The IS benchmark skeleton composition as presented in Fig. 5 is based on the well-known counting sort. First, the range of possible input values are put into buckets. Each partition then starts counting the number of values in each bucket (map(Bucket-Cardinality)). In the second phase, using an allreduce skeleton (defined in Fig. 4), the total number of elements in each bucket is computed and is globally known to all partitions. With the knowledge of the key distribution, a partitioning of buckets is devised (map(Bucket-Redistr)) and keys are prepared for a global exchange (zip(Prepare-for-allToall)). Then with the help of the alltoall skeleton (Figs. 4 and 7) the keys are redistributed to partitions. Finally, each partition sorts the keys received from any other partition (zip(Final-Sort)).

6 Performance Evaluation

We have evaluated our framework on two massively parallel systems: a 153,216 core Cray XE6 (Hopper) and a 24,576 node BG/Q system (Vulcan). Each node contains a 16-core IBM PowerPC A2, for a total of 393,216 cores. Our results in Fig. 6 show excellent scalability for the map, reduce, and scan skeletons and also the NAS EP benchmark on up to 128k  cores. These results show that the ease of programmability in the stapl Skeleton Framework does not result in performance degradation and our skeleton-based implementation can perform as well as the hand-optimized implementations.

To show a more involved example, we present the result for the NAS IS benchmark. The IS benchmark is a communication intensive application and is composed out of many elementary skeletons such as map, zip, and alltoall. It is therefore a good example for the evaluation of composability in our framework. We compare our implementation of the IS benchmark to the reference implementation in Fig. 8(b).

Fig. 7.
figure 7

The three versions of the alltoall representations used in the NAS IS benchmark.

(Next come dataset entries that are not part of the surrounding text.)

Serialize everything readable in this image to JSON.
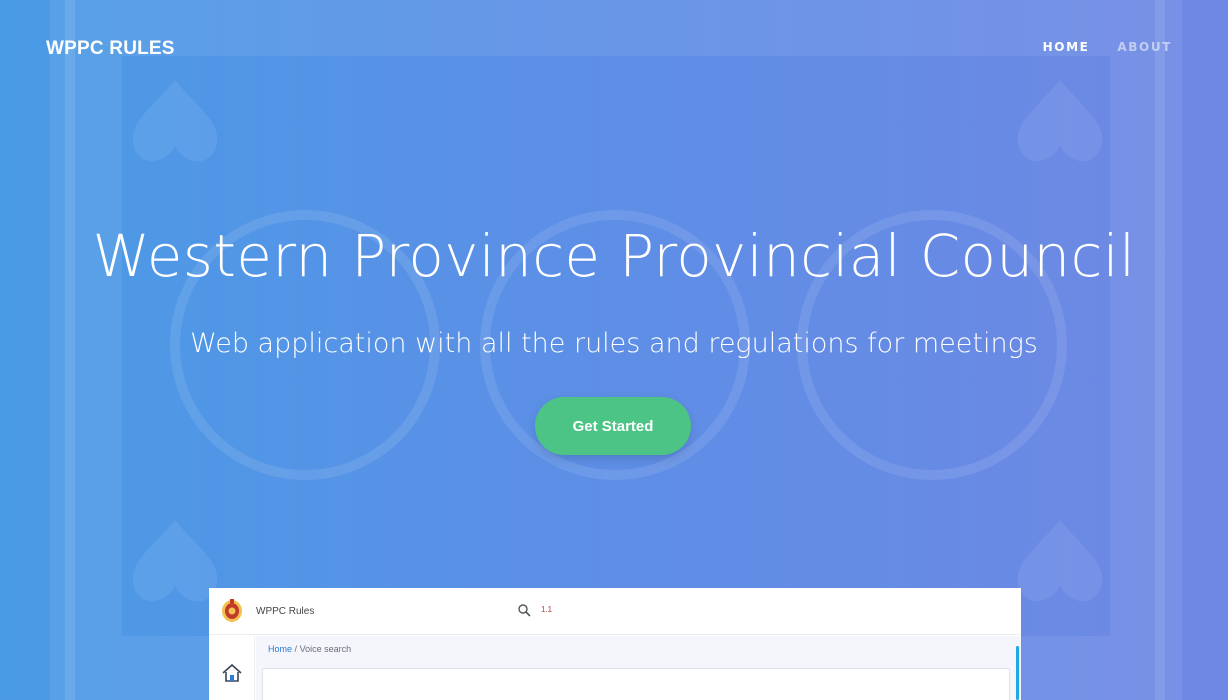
{
  "navbar": {
    "brand": "WPPC RULES",
    "links": [
      {
        "label": "HOME",
        "active": true
      },
      {
        "label": "ABOUT",
        "active": false
      }
    ]
  },
  "hero": {
    "title": "Western Province Provincial Council",
    "subtitle": "Web application with all the rules and regulations for meetings",
    "cta_label": "Get Started"
  },
  "preview": {
    "app_title": "WPPC Rules",
    "version": "1.1",
    "breadcrumb": {
      "home": "Home",
      "separator": "/",
      "current": "Voice search"
    },
    "icons": {
      "logo": "emblem-icon",
      "search": "search-icon",
      "home": "home-icon"
    }
  },
  "colors": {
    "background_start": "#4a9be6",
    "background_end": "#6f88e4",
    "cta": "#4cc485",
    "link": "#2f7bd8",
    "scrollbar": "#1ea7e1"
  }
}
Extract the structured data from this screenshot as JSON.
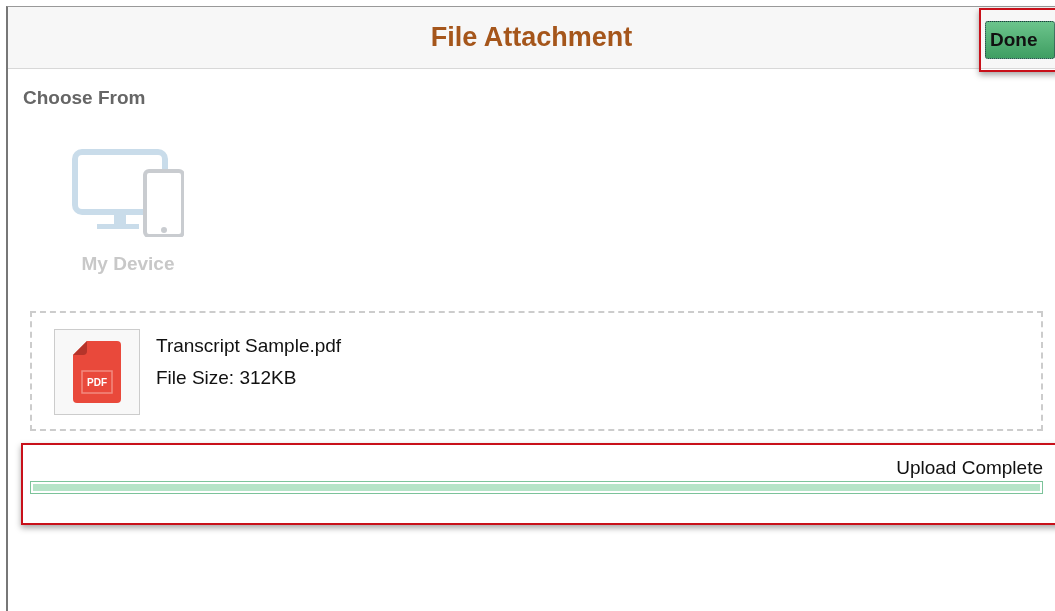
{
  "dialog": {
    "title": "File Attachment",
    "done_button": "Done"
  },
  "choose_from": {
    "heading": "Choose From",
    "source": "My Device"
  },
  "file": {
    "name": "Transcript Sample.pdf",
    "size": "File Size: 312KB",
    "type_label": "PDF"
  },
  "upload": {
    "status": "Upload Complete",
    "level": 1
  }
}
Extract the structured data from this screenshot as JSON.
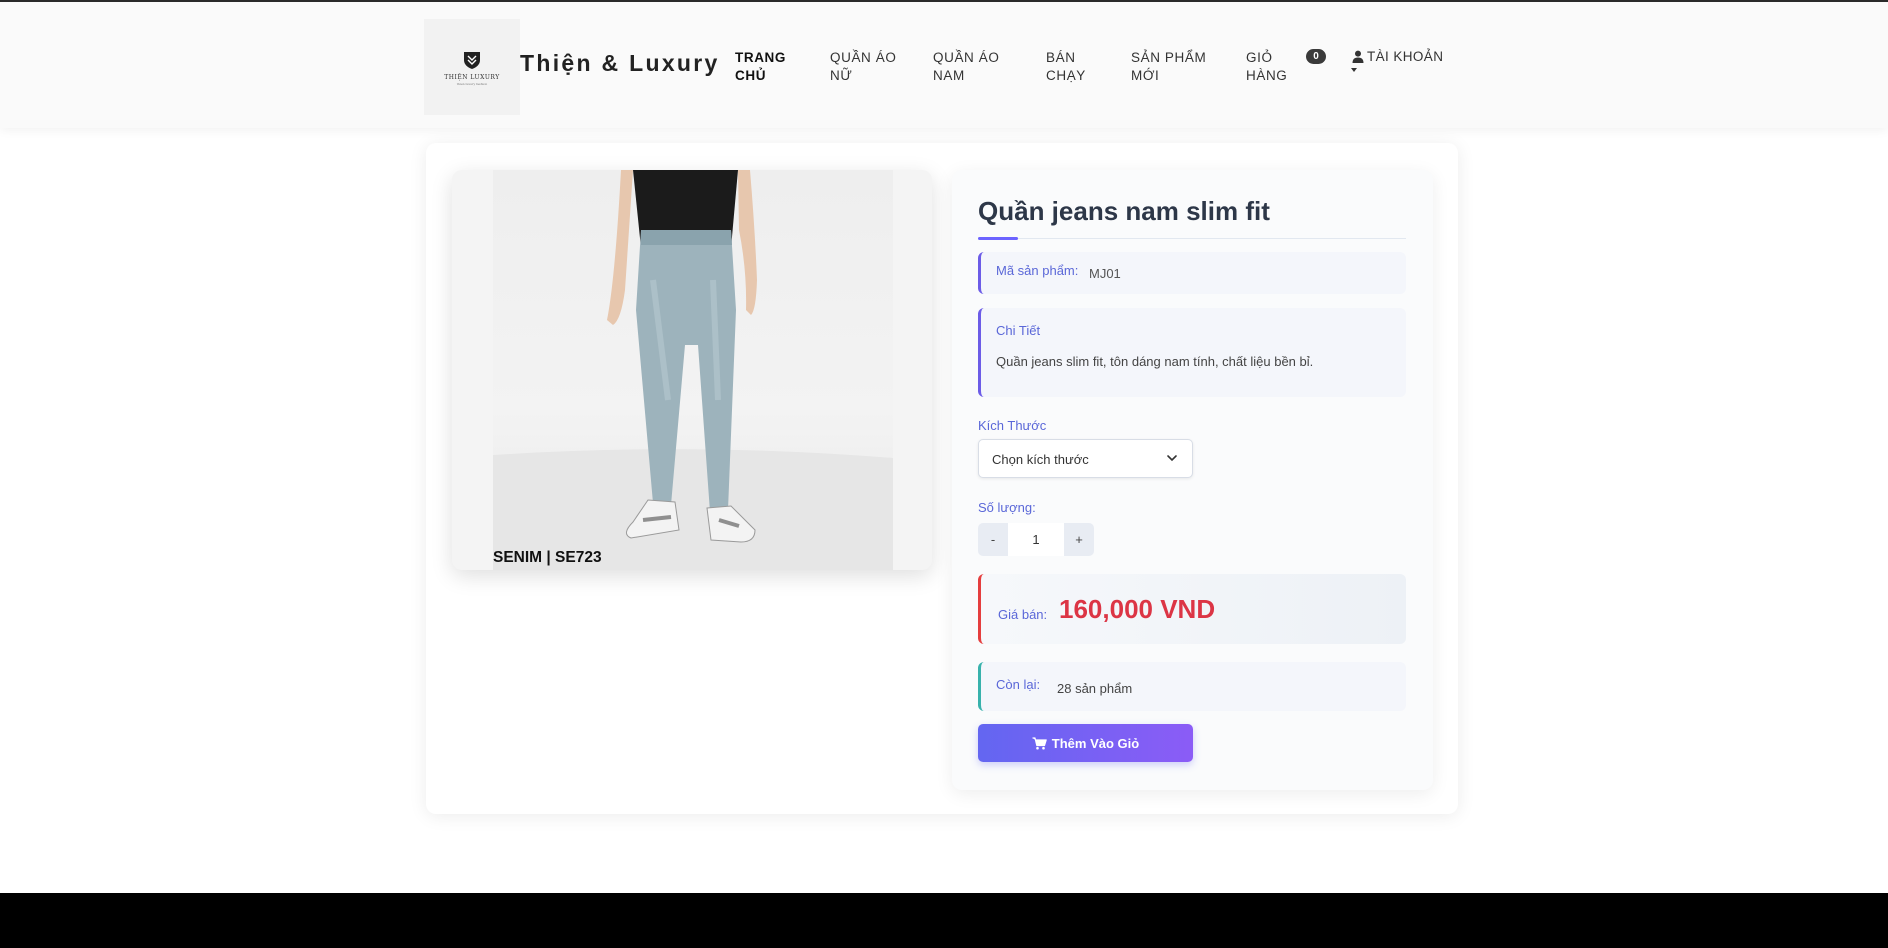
{
  "header": {
    "logo_text": "THIỆN LUXURY",
    "logo_subtext": "thien luxury fashion",
    "brand": "Thiện & Luxury",
    "nav": [
      {
        "line1": "TRANG",
        "line2": "CHỦ"
      },
      {
        "line1": "QUẦN ÁO",
        "line2": "NỮ"
      },
      {
        "line1": "QUẦN ÁO",
        "line2": "NAM"
      },
      {
        "line1": "BÁN",
        "line2": "CHẠY"
      },
      {
        "line1": "SẢN PHẨM",
        "line2": "MỚI"
      },
      {
        "line1": "GIỎ",
        "line2": "HÀNG"
      }
    ],
    "cart_count": "0",
    "account_label": "TÀI KHOẢN"
  },
  "product": {
    "image_caption": "SENIM | SE723",
    "title": "Quần jeans nam slim fit",
    "sku_label": "Mã sản phẩm:",
    "sku": "MJ01",
    "detail_label": "Chi Tiết",
    "detail_text": "Quần jeans slim fit, tôn dáng nam tính, chất liệu bền bỉ.",
    "size_label": "Kích Thước",
    "size_placeholder": "Chọn kích thước",
    "qty_label": "Số lượng:",
    "qty_minus": "-",
    "qty_value": "1",
    "qty_plus": "+",
    "price_label": "Giá bán:",
    "price": "160,000 VND",
    "stock_label": "Còn lại:",
    "stock_value": "28 sản phẩm",
    "add_to_cart": "Thêm Vào Giỏ"
  },
  "colors": {
    "accent": "#6c5ce7",
    "price": "#dc3545",
    "stock_accent": "#38b2ac",
    "button_start": "#6366f1",
    "button_end": "#8b5cf6"
  },
  "icons": [
    "logo-shield-icon",
    "user-icon",
    "account-caret-icon",
    "chevron-down-icon",
    "cart-icon"
  ]
}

Having an efficient alltoall skeleton is the key to success in the implementation of the IS benchmark. We have implemented alltoall in three ways (Fig. 7). Our first implementation uses the butterfly skeleton. The second is a flat alltoall in which all communication happen at the same level. The third method is a hybrid of butterfly and flat alltoalls. In both the flat and hybrid implementations, we use a permutation on the dependencies to avoid a node suffering from network congestion.

Fig. 8.
figure 8

The NAS IS benchmarks strong scaling results.

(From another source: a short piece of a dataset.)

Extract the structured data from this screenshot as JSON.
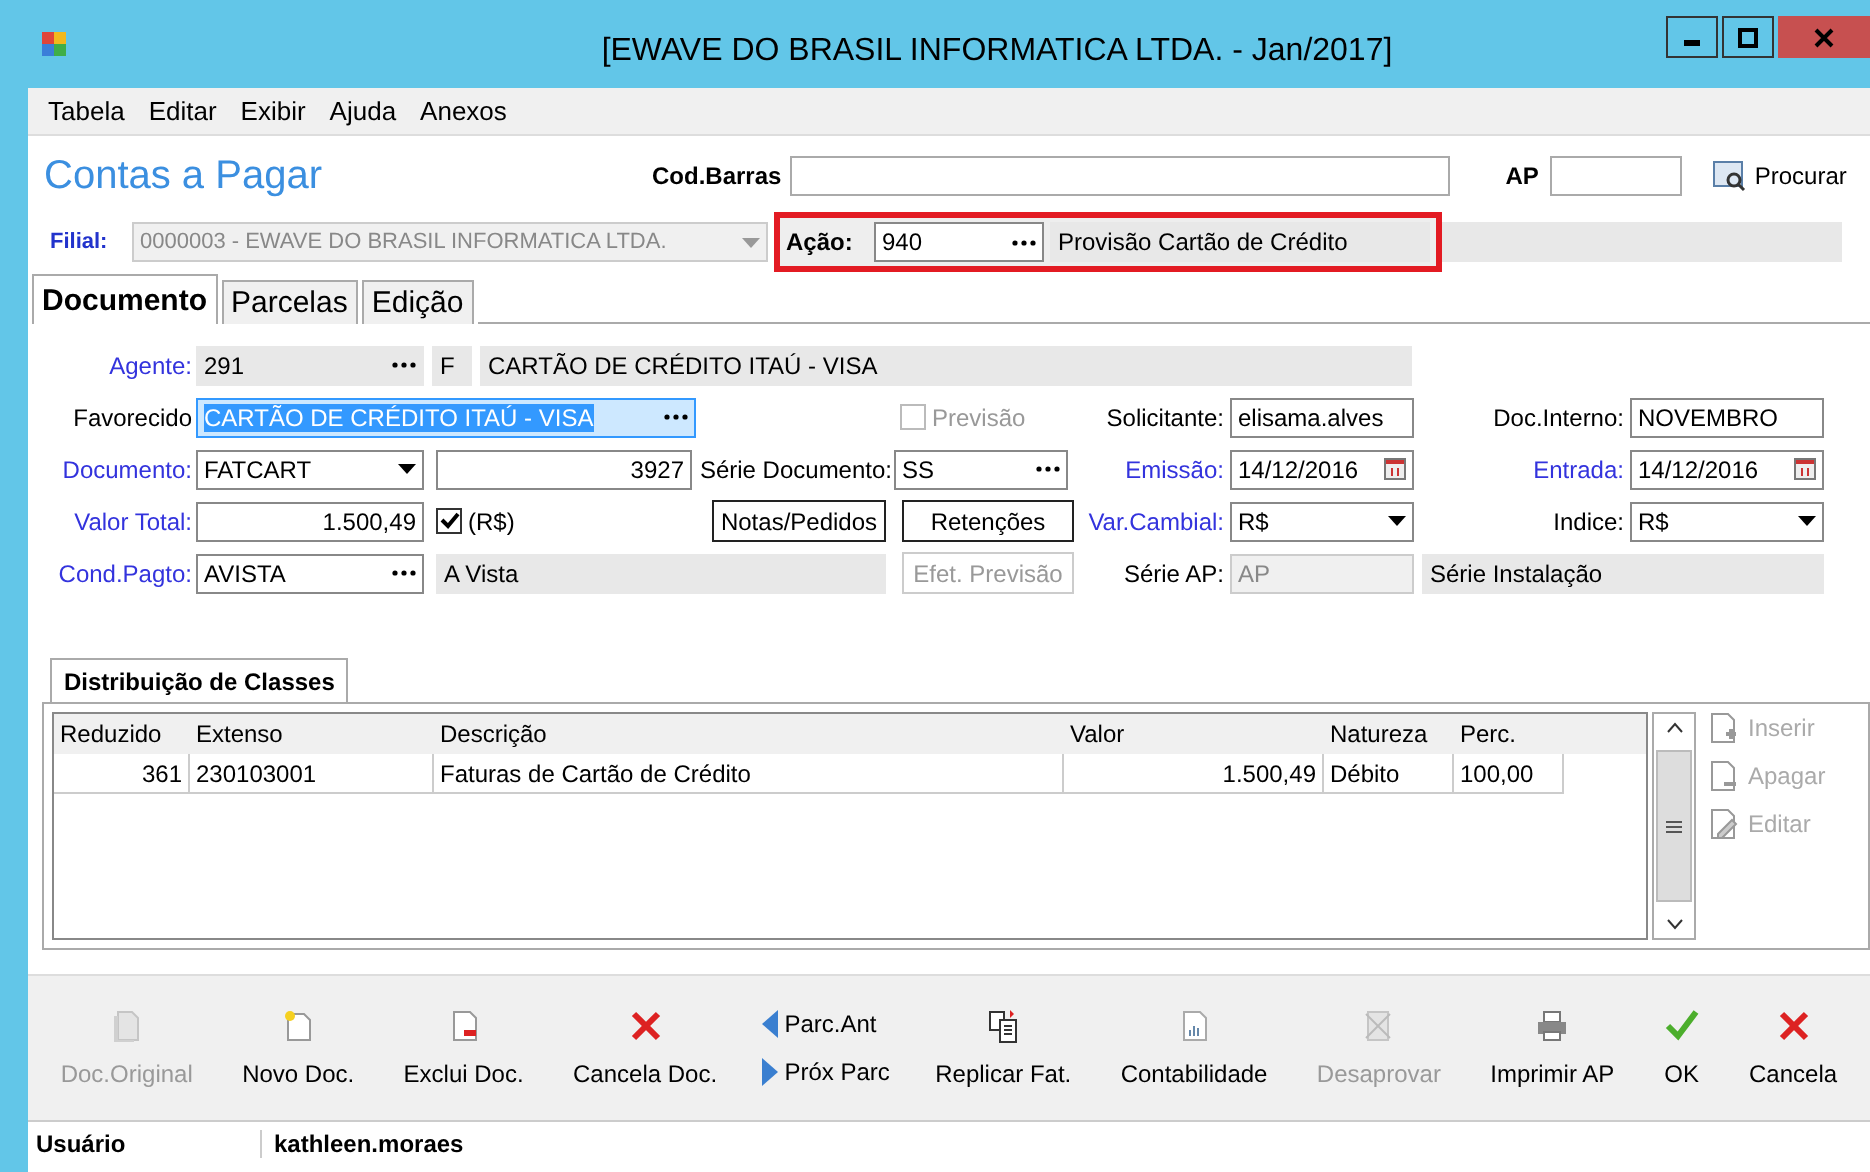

Our experiments show that the best performance for our skeleton-based implementation of the IS benchmark is achieved using the hybrid version in both C and D classes of the benchmark. Our implementation of the IS benchmark using the hybrid alltoall shows comparable performance to the hand-optimized reference implementation (Fig. 8(b)). We have an overhead on lower core counts which is due to the copy-semantics of the stapl runtime system. The stapl runtime system at this moment requires one copy between the user-level to the MPI level on both sender and receiver side. These extra copies result in a 30–40 % overhead on lower core counts. However, this overhead is overlapped with computation on higher core counts. In fact, in the class D of the problem, our implementation is faster than the reference implementation. This improvement is made possible by avoiding global synchronizations and describing skeleton composition as point-to-point dependencies.

7 Conclusions

In this paper, we introduced the stapl Skeleton Framework, a framework which simplifies parallel programming by allowing programs to be written in terms of algorithmic skeletons and their composition. We showed the coarsening transformation on such skeletons, which enables applications to run efficiently on both shared and distributed memory systems. We showed that the direct mapping of skeletons to data flow graphs and formulating skeleton composition as data flow graph composition can remove the need for global synchronization. Our experimental results demonstrated the performance and scalability of our skeleton framework beyond 100,000 cores.